PTBP1 can significantly affect airway inflammation and remodeling in asthma by modulating the PI3K/PTEN/AKT/mTOR/HIF-1/VEGF signaling pathways. The chronic asthma phenomena can be a result of cytokines/chemokines, especially TGF-β’s effect on the PTBP1 expression pattern and subsequently, its impact on key signaling molecules. Hallmarks of severe asthma and the possible role of the identified mRNAs by artificial intelligence methods are displayed in Fig. 9.
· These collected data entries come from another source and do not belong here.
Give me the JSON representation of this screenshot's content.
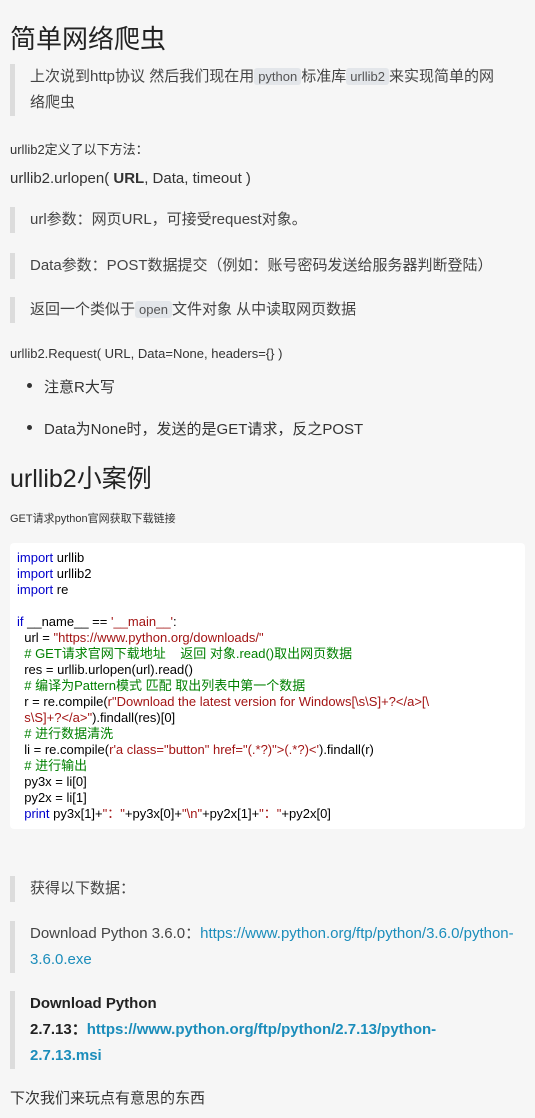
{
  "title": "简单网络爬虫",
  "intro": {
    "part1": "上次说到http协议 然后我们现在用",
    "code1": "python",
    "part2": "标准库",
    "code2": "urllib2",
    "part3": "来实现简单的网",
    "part4": "络爬虫"
  },
  "methods_heading": "urllib2定义了以下方法：",
  "urlopen_sig": {
    "prefix": "urllib2.urlopen( ",
    "bold": "URL",
    "suffix": ", Data, timeout )"
  },
  "quotes": {
    "url_param": "url参数：网页URL，可接受request对象。",
    "data_param": "Data参数：POST数据提交（例如：账号密码发送给服务器判断登陆）",
    "return_pre": "返回一个类似于",
    "return_code": "open",
    "return_post": "文件对象 从中读取网页数据"
  },
  "request_sig": "urllib2.Request( URL, Data=None, headers={} )",
  "bullets": [
    "注意R大写",
    "Data为None时，发送的是GET请求，反之POST"
  ],
  "section2_title": "urllib2小案例",
  "section2_desc": "GET请求python官网获取下载链接",
  "code": {
    "l1_kw": "import",
    "l1_rest": " urllib",
    "l2_kw": "import",
    "l2_rest": " urllib2",
    "l3_kw": "import",
    "l3_rest": " re",
    "l5_kw": "if",
    "l5_a": " __name__ == ",
    "l5_str": "'__main__'",
    "l5_b": ":",
    "l6_a": "  url = ",
    "l6_str": "\"https://www.python.org/downloads/\"",
    "l7_cm": "  # GET请求官网下载地址    返回 对象.read()取出网页数据",
    "l8": "  res = urllib.urlopen(url).read()",
    "l9_cm": "  # 编译为Pattern模式 匹配 取出列表中第一个数据",
    "l10_a": "  r = re.compile(",
    "l10_str": "r\"Download the latest version for Windows[\\s\\S]+?</a>[\\",
    "l11_str": "  s\\S]+?</a>\"",
    "l11_b": ").findall(res)[0]",
    "l12_cm": "  # 进行数据清洗",
    "l13_a": "  li = re.compile(",
    "l13_str": "r'a class=\"button\" href=\"(.*?)\">(.*?)<'",
    "l13_b": ").findall(r)",
    "l14_cm": "  # 进行输出",
    "l15": "  py3x = li[0]",
    "l16": "  py2x = li[1]",
    "l17_kw": "  print",
    "l17_a": " py3x[1]+",
    "l17_s1": "\"：\"",
    "l17_b": "+py3x[0]+",
    "l17_s2": "\"\\n\"",
    "l17_c": "+py2x[1]+",
    "l17_s3": "\"：\"",
    "l17_d": "+py2x[0]"
  },
  "result_heading": "获得以下数据：",
  "result1": {
    "label": "Download Python 3.6.0：",
    "link_line1": "https://www.python.org/ftp/python/3.6.0/python-",
    "link_line2": "3.6.0.exe"
  },
  "result2": {
    "label_line1": "Download Python",
    "label_line2": "2.7.13：",
    "link_line1": "https://www.python.org/ftp/python/2.7.13/python-",
    "link_line2": "2.7.13.msi"
  },
  "closing": "下次我们来玩点有意思的东西",
  "colors": {
    "background": "#f6f6f6",
    "link": "#1b8dbb",
    "keyword": "#0000cc",
    "string": "#a31515",
    "comment": "#008000",
    "quote_border": "#dcdcdc"
  }
}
Our study has some limitations. First of all, we did not evaluate the expression of the identified genes in clinical samples. Moreover, the molecular mechanism of the identified RNAs was not evaluated in the asthma models. Further experimental and clinical studies are needed to be performed to achieve these goals. It should be also noted that due to their well-known accuracy, gene network analysis and Machine learning methods have been applied widely for discovering novel diagnostic, prognostic, and therapeutic targets in the realm of asthma. Moreover, plenty of genes have been identified to have key roles in the pathogenesis of asthma17,83,84,85,86. Some other genes such as thyroid peroxidase and superoxide dismutase 2 were identified to play important roles in asthma87,88. However, it is challenging to locate the exact genes complicated in a complex asthma disease owing to the nature of a gene’s multiple functions and heterogeneous mechanisms of the severe disease85,89.

Conclusion and perspective

We analyzed the blood transcriptome profiles of severe asthma patients and compared them with healthy controls, using artificial intelligence approaches (e.g., ANOVA, deep learning, and association rule mining). Our findings determine the PTBP1 as a main candidate gene and the most frequent item among asthma association rules. Given the discussed pluripotent roles of the PTBP1, it is reasonable to speculate that PTBP1 may regulate the immune cells, proinflammatory responses, hypoxia-related cellular metabolism, and airway remodeling in asthma. Also, the PTBP1 affects the basic mechanisms of pre-mRNA splicing including spliceosome assembly, miRNA synthesis and maturation, and the expression, activity, and intracellular localization of splicing factors that can trigger severe asthma. PTBP1 may also establish a strong bridge between asthma and obesity. The notion of moving from traditional treatments toward more novel therapeutic strategies such as RNA-based targeted therapy can open a new horizon in medicine to overcome asthma and obesity disorders where there are no boundaries.